De diagnose

In 2018 kreeg mijn vader de diagnose Alzheimer. Ik weet nog heel goed toen mijn vader en moeder het aan mij vertelden. Zij zaten op de bank en ik kwam thuis van sporten. Het hoge woord kwam eruit dat mijn vader dementie had. Mijn eerste reactie was opluchting. Mijn vader had al twee jaar lang wat rare trekjes, had weinig coördinatie en klussen ging niet meer. Nu wisten wij eindelijk wat er aan de hand was. Zelf wist ik wel wat dementie inhield, maar ik had er nog nooit mee te maken gehad.

Mijn vader had geen dementie. Dat zei hij zelf. Dit is een typerende uitspraak voor iemand met dementie. Dit leidde wel vaak tot discussie. Waar ik vaak behoefte had om er even over te praten, werd het al snel in de doofpot gestopt door papa. Dit begreep ik natuurlijk ook van zijn kant. Dit was ook een proces voor hem, het idee dat je dement bent en hieraan uiteindelijk zal overlijden. Het idee dat je straks niet meer weet wat de wereld is en wie degene nou zijn waar je van houdt. Mijn vader had daarom ook behoefte aan een second opinion. Uiteindelijk is dit er nooit van gekomen.

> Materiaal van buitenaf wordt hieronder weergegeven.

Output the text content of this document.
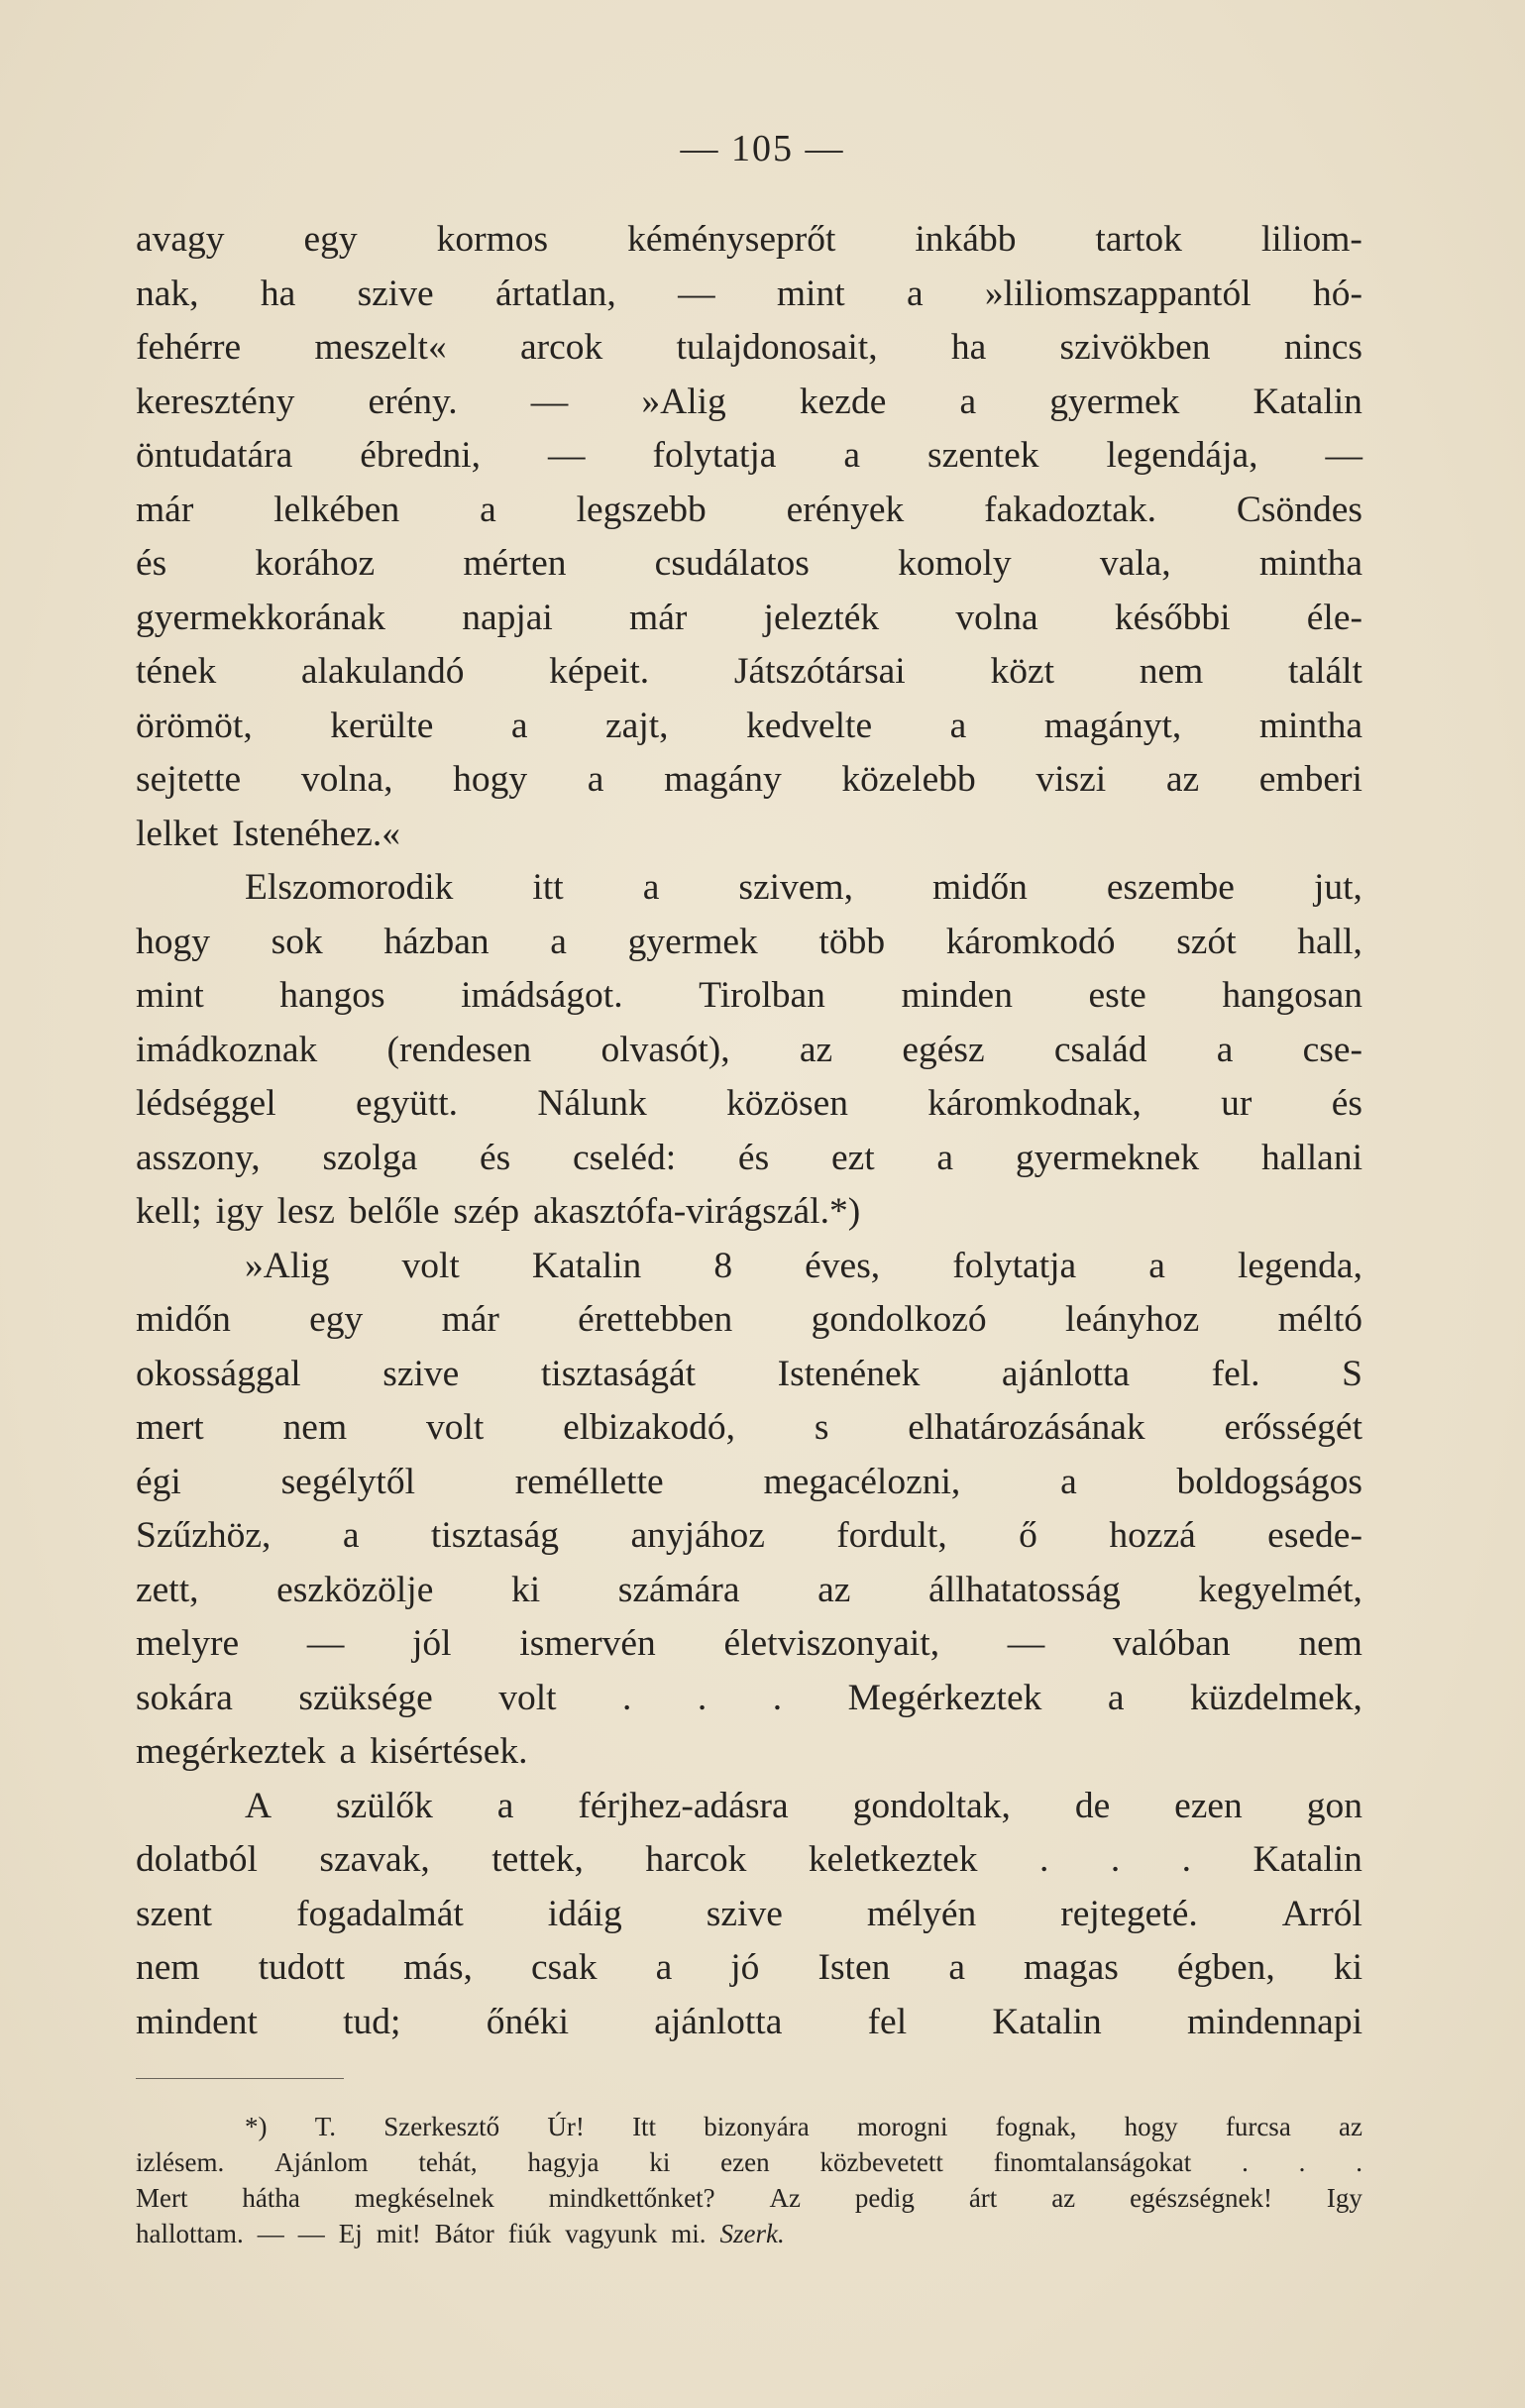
— 105 —
avagy egy kormos kéményseprőt inkább tartok liliom-
nak, ha szive ártatlan, — mint a »liliomszappantól hó-
fehérre meszelt« arcok tulajdonosait, ha szivökben nincs
keresztény erény. — »Alig kezde a gyermek Katalin
öntudatára ébredni, — folytatja a szentek legendája, —
már lelkében a legszebb erények fakadoztak. Csöndes
és korához mérten csudálatos komoly vala, mintha
gyermekkorának napjai már jelezték volna későbbi éle-
tének alakulandó képeit. Játszótársai közt nem talált
örömöt, kerülte a zajt, kedvelte a magányt, mintha
sejtette volna, hogy a magány közelebb viszi az emberi
lelket Istenéhez.«
Elszomorodik itt a szivem, midőn eszembe jut,
hogy sok házban a gyermek több káromkodó szót hall,
mint hangos imádságot. Tirolban minden este hangosan
imádkoznak (rendesen olvasót), az egész család a cse-
lédséggel együtt. Nálunk közösen káromkodnak, ur és
asszony, szolga és cseléd: és ezt a gyermeknek hallani
kell; igy lesz belőle szép akasztófa-virágszál.*)
»Alig volt Katalin 8 éves, folytatja a legenda,
midőn egy már érettebben gondolkozó leányhoz méltó
okossággal szive tisztaságát Istenének ajánlotta fel. S
mert nem volt elbizakodó, s elhatározásának erősségét
égi	segélytől	reméllette	megacélozni,	a	boldogságos
Szűzhöz, a tisztaság anyjához fordult, ő hozzá esede-
zett, eszközölje ki számára az állhatatosság kegyelmét,
melyre — jól ismervén életviszonyait, — valóban nem
sokára szüksége volt . . . Megérkeztek a küzdelmek,
megérkeztek a kisértések.
A szülők a férjhez-adásra gondoltak, de ezen gon
dolatból szavak, tettek, harcok keletkeztek . . . Katalin
szent fogadalmát idáig szive mélyén rejtegeté. Arról
nem tudott más, csak a jó Isten a magas égben, ki
mindent tud; őnéki ajánlotta fel Katalin mindennapi
*) T. Szerkesztő Úr! Itt bizonyára morogni fognak, hogy furcsa az
izlésem. Ajánlom tehát, hagyja ki ezen közbevetett finomtalanságokat . . .
Mert hátha megkéselnek mindkettőnket? Az pedig árt az egészségnek! Igy
hallottam. — — Ej mit! Bátor fiúk vagyunk mi. Szerk.
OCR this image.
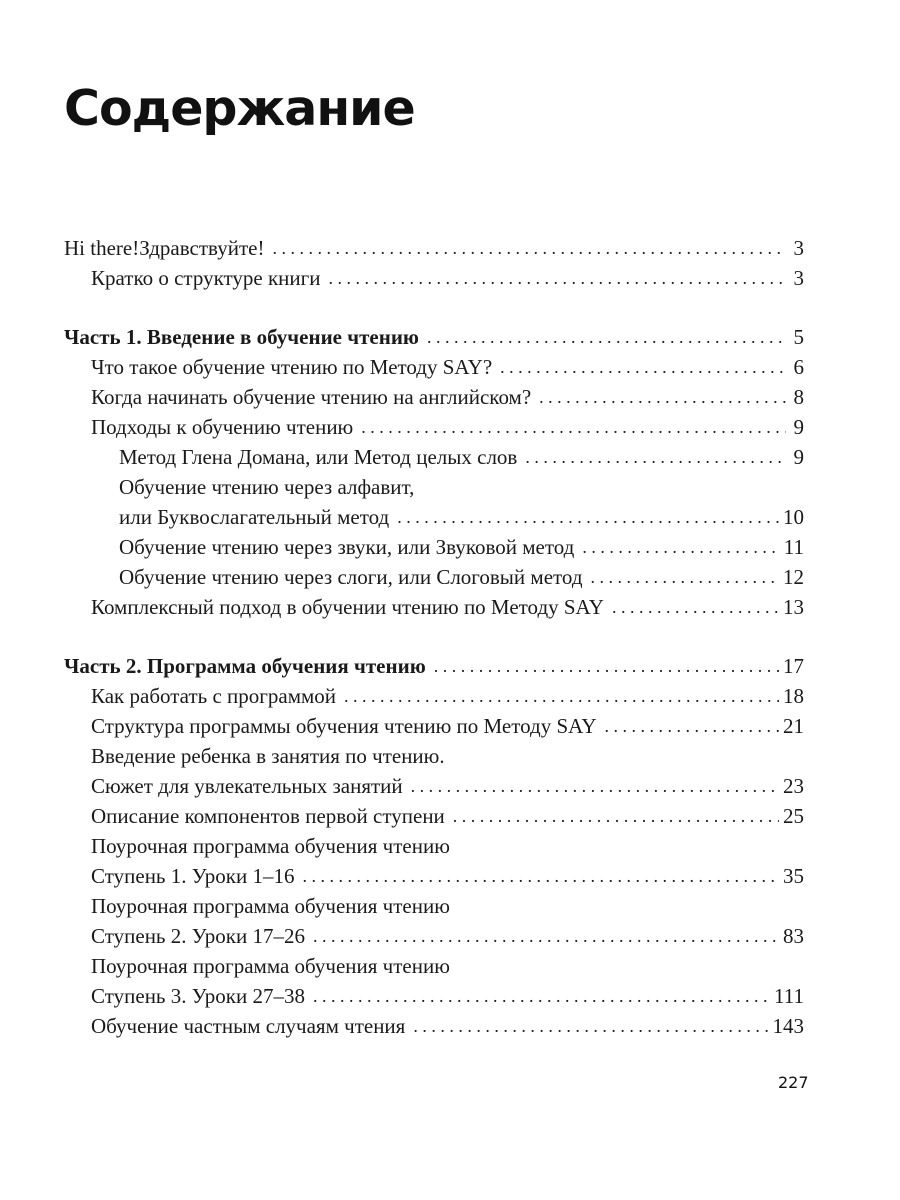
Содержание
Hi there!Здравствуйте! . . .	3
Кратко о структуре книги . . .	3
Часть 1. Введение в обучение чтению . . .	5
Что такое обучение чтению по Методу SAY? . . .	6
Когда начинать обучение чтению на английском? . . .	8
Подходы к обучению чтению . . .	9
Метод Глена Домана, или Метод целых слов . . .	9
Обучение чтению через алфавит,
или Буквослагательный метод . . .	10
Обучение чтению через звуки, или Звуковой метод . . .	11
Обучение чтению через слоги, или Слоговый метод . . .	12
Комплексный подход в обучении чтению по Методу SAY . . .	13
Часть 2. Программа обучения чтению . . .	17
Как работать с программой . . .	18
Структура программы обучения чтению по Методу SAY . . .	21
Введение ребенка в занятия по чтению.
Сюжет для увлекательных занятий . . .	23
Описание компонентов первой ступени . . .	25
Поурочная программа обучения чтению
Ступень 1. Уроки 1–16 . . .	35
Поурочная программа обучения чтению
Ступень 2. Уроки 17–26 . . .	83
Поурочная программа обучения чтению
Ступень 3. Уроки 27–38 . . .	111
Обучение частным случаям чтения . . .	143
227
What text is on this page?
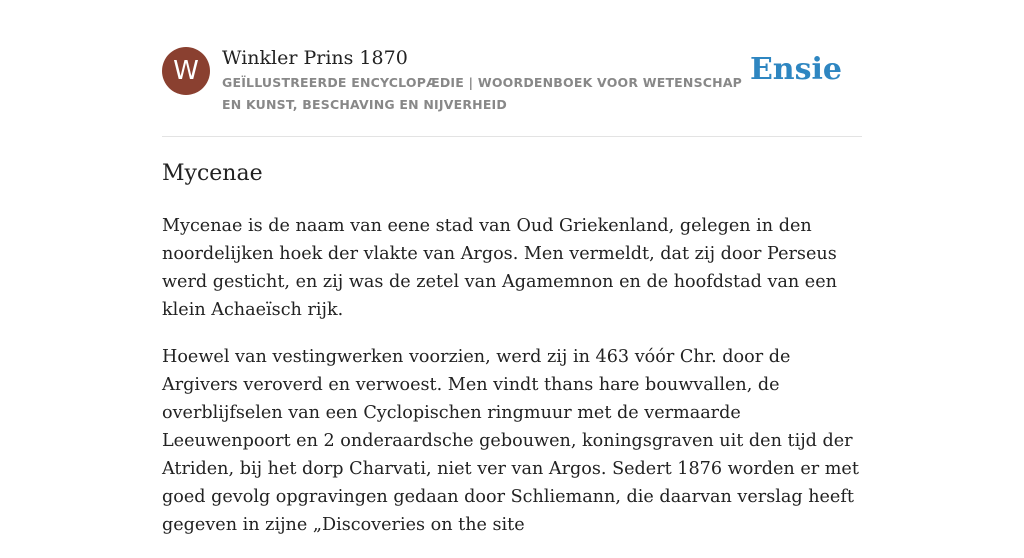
W	Winkler Prins 1870
GEÏLLUSTREERDE ENCYCLOPÆDIE | WOORDENBOEK VOOR WETENSCHAP EN KUNST, BESCHAVING EN NIJVERHEID
Ensie
Mycenae

Mycenae is de naam van eene stad van Oud Griekenland, gelegen in den noordelijken hoek der vlakte van Argos. Men vermeldt, dat zij door Perseus werd gesticht, en zij was de zetel van Agamemnon en de hoofdstad van een klein Achaeïsch rijk.

Hoewel van vestingwerken voorzien, werd zij in 463 vóór Chr. door de Argivers veroverd en verwoest. Men vindt thans hare bouwvallen, de overblijfselen van een Cyclopischen ringmuur met de vermaarde Leeuwenpoort en 2 onderaardsche gebouwen, koningsgraven uit den tijd der Atriden, bij het dorp Charvati, niet ver van Argos. Sedert 1876 worden er met goed gevolg opgravingen gedaan door Schliemann, die daarvan verslag heeft gegeven in zijne „Discoveries on the site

De diagnose gaf hem alleen maar nadelen. Bijvoorbeeld voor het rijbewijs. Hij moest nu elk jaar opnieuw van het CBR een rijexamen doen. De eerste keer had hij het gehaald. Maar ik stapte al met lichte paniek in de auto als hij ging rijden. Zelf wist hij het ook wel, en liet hij mijn moeder vaker rijden. De tweede keer was hij gezakt. Mijn moeder en ik waren opgelucht, want het was ook niet meer veilig. Mijn vader was daarentegen ontzettend boos. Alweer iets wat van hem is afgenomen. Wat ik mij kan voorstellen dat het een gevoel van onmacht is.

In deze tijd voelde ik mij vaak hulpeloos, onbegrepen en gefrustreerd. Ik kreeg geen begrip van leeftijdsgenoten, wat natuurlijk te begrijpen is. Ik mocht het er niet over hebben met familie, want dat vond papa verschrikkelijk.